Вера улыбнулась, снова затянулась и выпустила дым, повернувшись в профиль. Я поморщился от жжения в груди. Прямой нос, глаза, блеснувшие бирюзой, ключица тонкая, обтянутая матовой кожей, так хорошо знакомой кончику моего языка… И тут я почувствовал внутри какую-то звериную обреченность. Напротив нее сидел не я, иной, совсем новый человек, еще мало знающий самого себя, но точно способный на что-то неслыханное – на убийство, геройство, на какой-то сверхъестественный поступок… Я испугался нового себя, словно очнулся, а двойник рядом сидит и на меня не смотрит, но владеет вниманием Веры. И я вспомнил, как в самом начале нашего с Верой знакомства мне казалось, что, когда я прикасаюсь губами к ее телу, я совершаю нечто ужасное, и поэтому мое место занимает мой двойник, а я, подлинный, на время отстраняюсь от дел; и когда настает пора возвращаться, я с оторопью всматриваюсь в ее ошеломленное лицо, вглядываюсь с ревностью и мукой, осторожно приникаю к ней, заново узнавая ее губами, будто безрукий слепец, целую в глаза, приникаю к ее лону горячим лбом, щекой, вслушиваюсь – не изменилась ли, покуда меня здесь, с нею, не было? И насколько ласковым был мой двойник, пока я отбывал свое наказание?..

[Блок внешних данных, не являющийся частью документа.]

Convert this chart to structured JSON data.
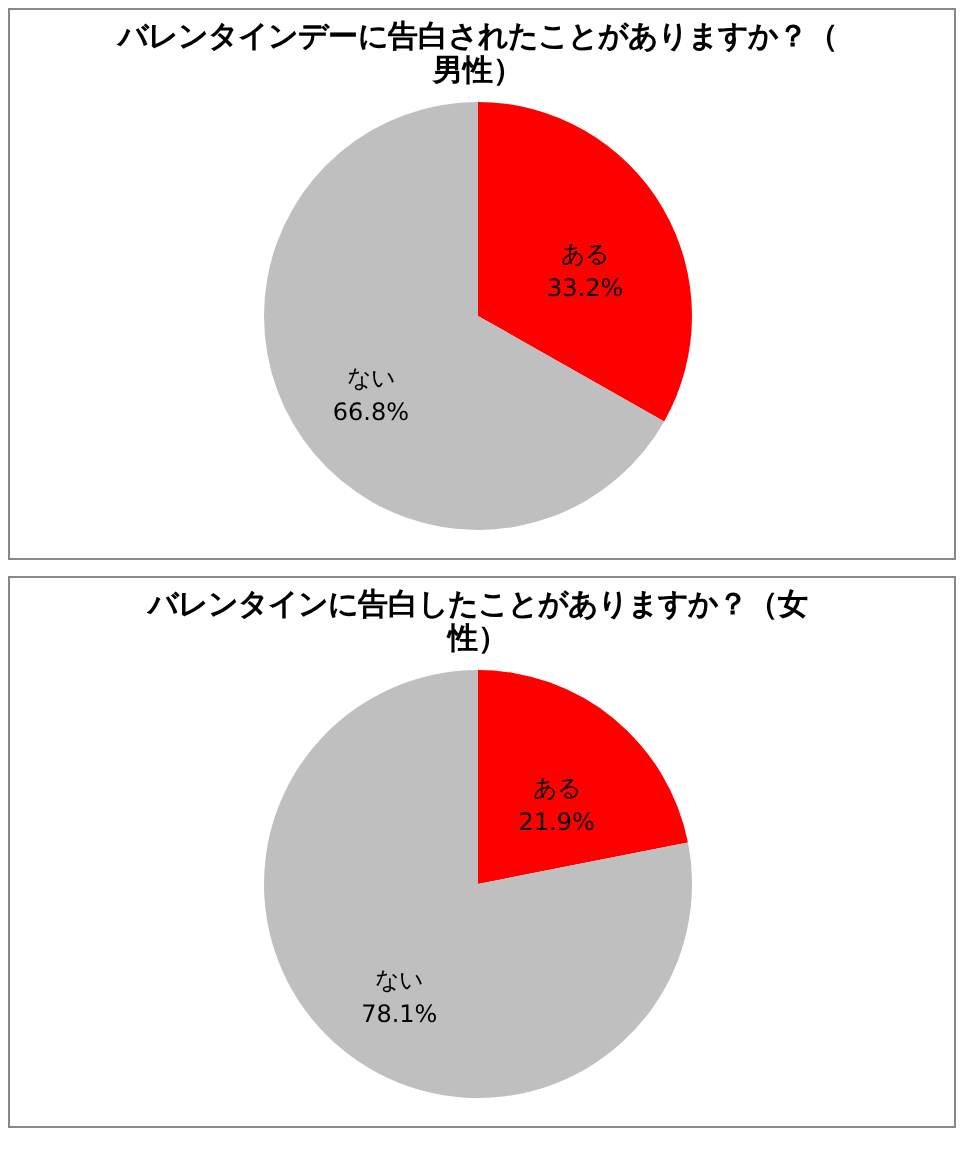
{
  "chart_data": [
    {
      "type": "pie",
      "title": "バレンタインデーに告白されたことがありますか？（男性）",
      "categories": [
        "ある",
        "ない"
      ],
      "values": [
        33.2,
        66.8
      ],
      "colors": [
        "#ff0000",
        "#bfbfbf"
      ],
      "value_labels": [
        "33.2%",
        "66.8%"
      ]
    },
    {
      "type": "pie",
      "title": "バレンタインに告白したことがありますか？（女性）",
      "categories": [
        "ある",
        "ない"
      ],
      "values": [
        21.9,
        78.1
      ],
      "colors": [
        "#ff0000",
        "#bfbfbf"
      ],
      "value_labels": [
        "21.9%",
        "78.1%"
      ]
    }
  ]
}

«Поцелуй меня…» – шепнула, когда мы вышли в теплый московский вечер, и я залился горячей кровью, задохнулся жарко; город поплыл нам навстречу, переливаясь в хрусталике, быть может, последнего из еще нестуденых закатов. «Только вообрази, как я соскучилась по тебе. А думала, позабыла, из сердца вон. Где ты там катаешься, любимый? Что делаешь?» «Мертвецов развожу, устраиваю их на работу…» «Не ври, – и снова недоверчиво всмотрелась: – Врешь опять. Смешной какой…»
Осень уже отшумела первым приступом дождей и отогрелась бабьим летом, облетевшие мокрые листья теперь подсохли и перешептывались на бульваре под ногами. Она шла, склонив голову мне на плечо, у меня слабели колени, общий сок желания, невесомый и ртутный, растворяющий и сплавляющий, перетекал теперь меж нами, колеблясь. Мы прошли весь Гоголевский бульвар и повернули обратно, она прикусила мне мочку уха и шепнула: «Идем к Пашкову дому, я вся… Слышишь?.. Я вся…»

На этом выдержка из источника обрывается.